“This, my friends, is what spina bifida looks like in my house.
I became a single, expectant mother at age 28. I found out that my baby would be born with a physically disabling birth defect in March of 2015, and a month later I underwent a risky fetal surgery to repair his defect in utero.
So [if] you’ve been told that your baby has spina bifida. Listen, I’ve been in your shoes. And I’ve experienced every. single. feeling. that is going through your mind, your body, and your heart.

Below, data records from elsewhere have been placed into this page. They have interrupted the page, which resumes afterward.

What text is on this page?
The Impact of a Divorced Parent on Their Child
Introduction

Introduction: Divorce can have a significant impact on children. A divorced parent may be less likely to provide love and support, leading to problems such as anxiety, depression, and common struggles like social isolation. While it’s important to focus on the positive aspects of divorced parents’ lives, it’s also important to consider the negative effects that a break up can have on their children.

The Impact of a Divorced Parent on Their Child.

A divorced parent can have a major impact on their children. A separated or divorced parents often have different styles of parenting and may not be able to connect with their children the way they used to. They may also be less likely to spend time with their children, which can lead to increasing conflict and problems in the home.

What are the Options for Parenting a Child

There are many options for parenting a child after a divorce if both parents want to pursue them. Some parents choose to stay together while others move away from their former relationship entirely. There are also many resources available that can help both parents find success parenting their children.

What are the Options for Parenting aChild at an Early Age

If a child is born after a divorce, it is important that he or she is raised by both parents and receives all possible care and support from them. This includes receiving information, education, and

I know what it’s like to sit in confusion, as your doctor speaks, but all you can hear is static. I remember exactly what it feels like to be told that something is wrong with your baby. Your sweet, precious baby. The perfect baby you’d dreamed of from the time you were five years old, playing with your favorite doll. The one you imagined you’d hold and caress, and kiss while you painted the nursery, and you completed your registry.
And I remember what it feels like to have your entire world come crashing down in an instant because of two little words: spina bifida.
Oh, and then there are those big words that you’re not even sure you can pronounce, but you might as well have coined them with all the countless hours of Google research you’ve done since you got the news. Myelomeningocele. Arnold Chiari Malformation. Hydrocephalus. Shunt.
You’re in the early stages of your journey, my dear. And yes, it is a journey. Look, I can’t tell you how to feel, or what to choose, or why this happened. But what I can tell you is that in a year from now, you’re going to look back through a different set of eyes at the person you once were.
And while I will admit that it’s not going to be easy, I can tell you that it will get better. It’ll get so much better, in fact, that you might even laugh at the old you. The old you is sad, and scared. The old you has no idea what’s coming. And you might actually find humor in the thoughts running through Old You’s mind. You are carrying a little survivor in your tummy, and that survivor is going to bless you in so many ways that can’t imagine right now.”